Stuart Little by E.B. White, illustrated by Garth Williams
Having enjoyed reading some of E.B. White's essays, I thought I should actually read his children's novels for myself and not just rely on the movie versions. Well, Stuart Little, the book, was a profound disappointment and theories abound as to what happened to White while he was writing this book. But let's just say, that for me, the movie version outshines whatever White was trying to do with the book.  Oh well, I still love his essays and will go finish Charlotte's Web and end with The Trumpet of the Swan, but for me, Stuart Little was a let down.


Rabbit Hill and The Tough Winter by Robert Lawson
These books form a series which recount the adventures and misfortunes of the animals living in Rabbit Hill. They are short books accompanied by black and white illustrations generously scattered throughout the stories. An acquaintance with St. Francis of Assisi would help the reader to understand what motivates the humans in the story to live peaceably with the animals of Rabbit Hill. I read both of them, but Seth wasn't interested in finishing them. He found them boring which is rare for him, but understandable for these books. Thankfully, they don't require a huge time investment.



Lillipilly Hill by Eleanor Spence
I found this at my annual used book sale and picked it up due to its vintage look. It turns out, the author was a well-known Australian writer and used her homeland as the setting for her books, this one included. In this story, three siblings move from their native England with their parents to live on an inherited orchard estate to determine if they can enjoy this new and different country. I read it first and then passed it on to Seth who really enjoyed it too. If you can find a copy, this is a true adventure story with lessons on growing up.

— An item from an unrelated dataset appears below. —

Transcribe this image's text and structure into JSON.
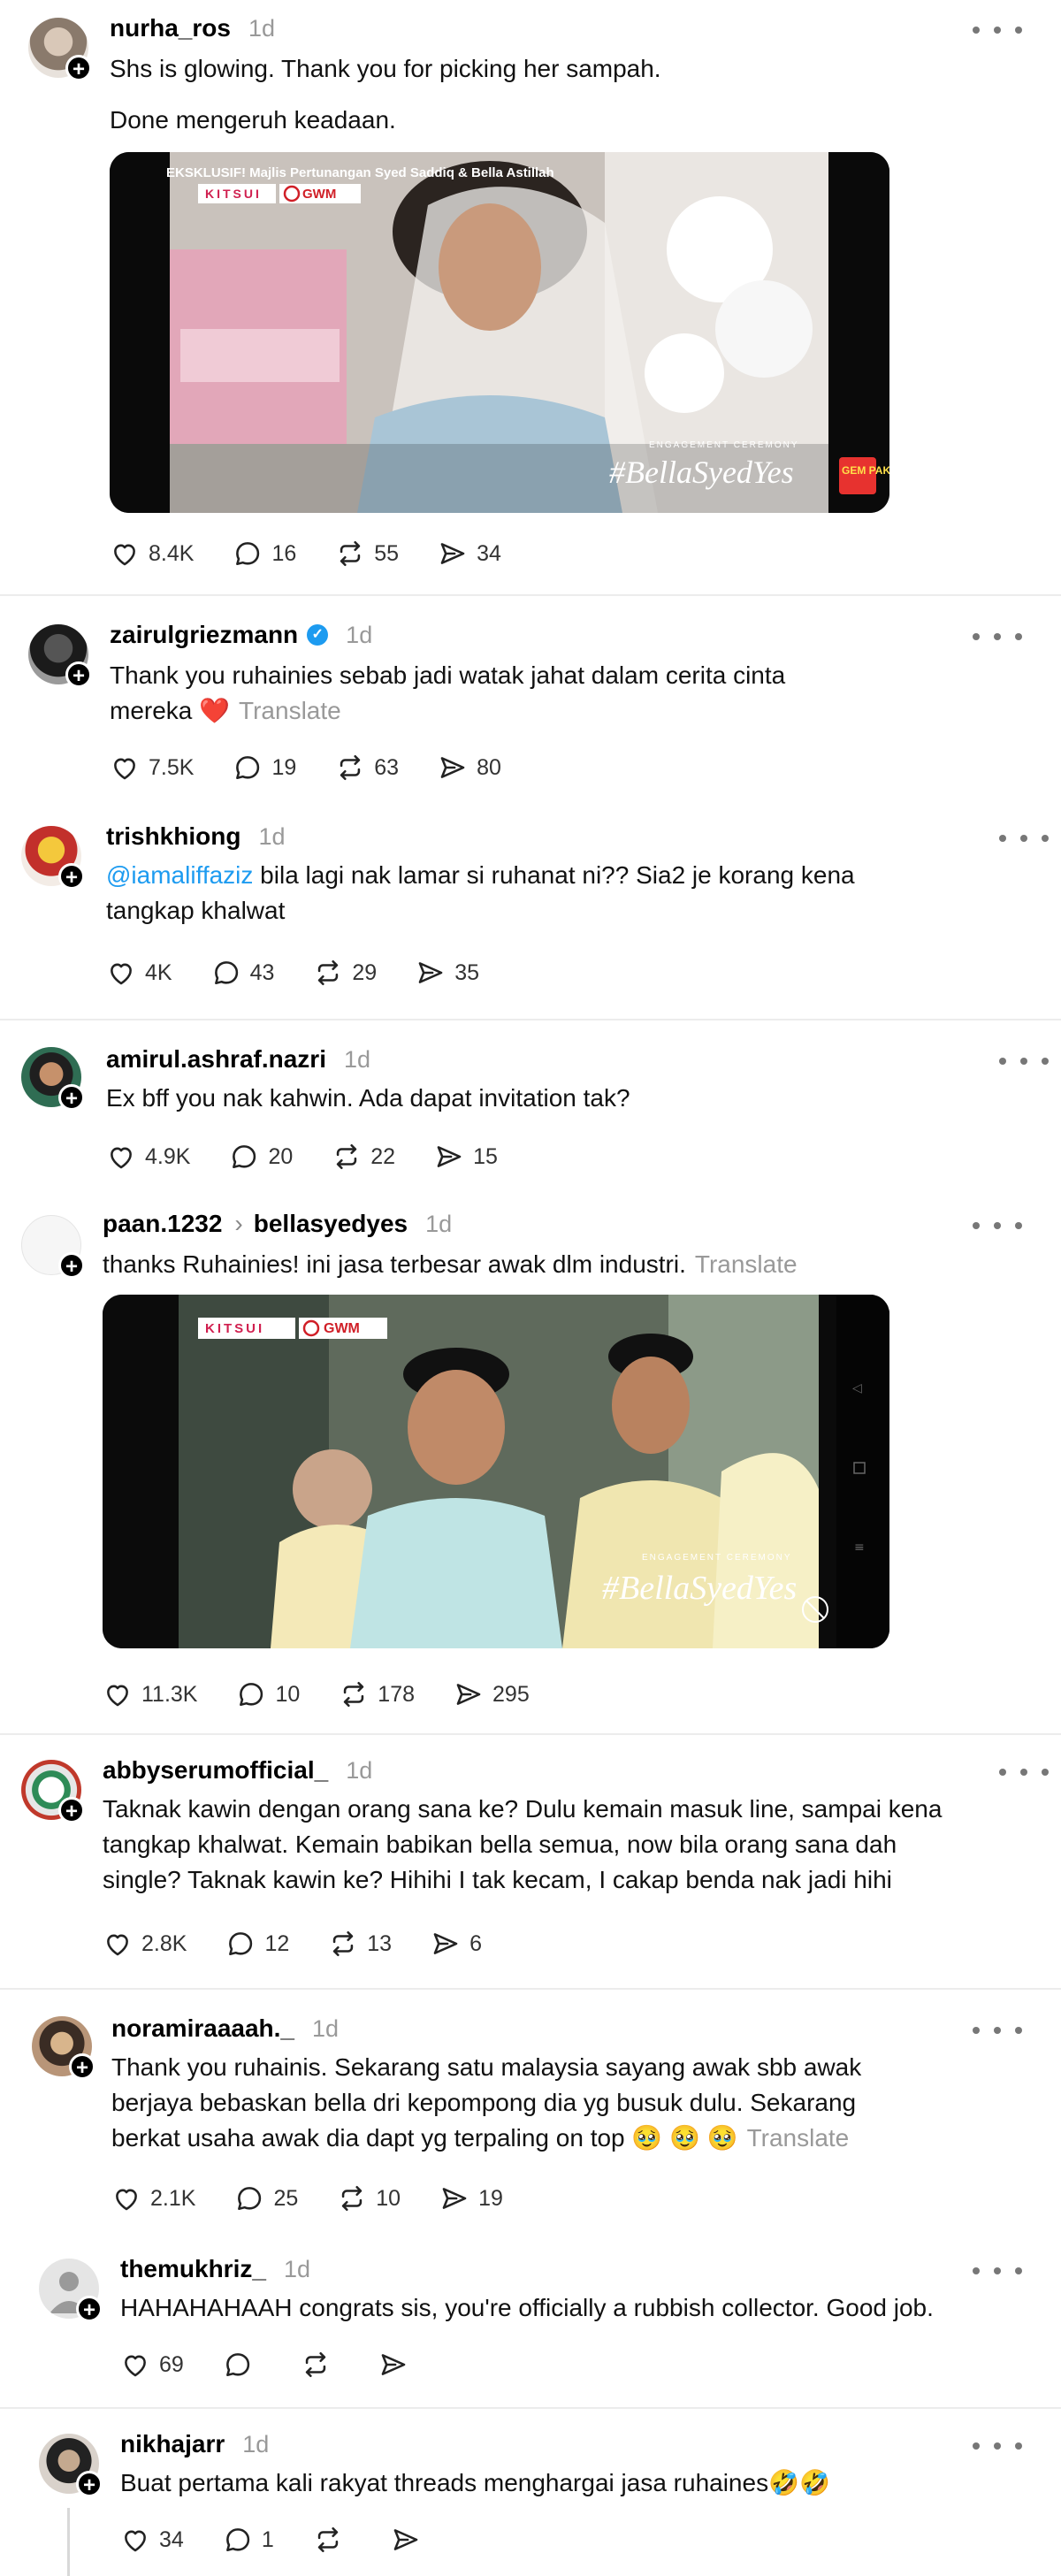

The Real Thief by William Steig
Another intriguing story line from William Steig which gave us a great discussion time together one afternoon. It made for a great plot to ask should questions from since the plot involves something being stolen, someone being accused, and someone hiding the truth.  It always amazes me how much we get out of a story when we start to think about the story in this way. These chapter books by Steig are short, illustrated and easy to read, yet the story is rich with ideas.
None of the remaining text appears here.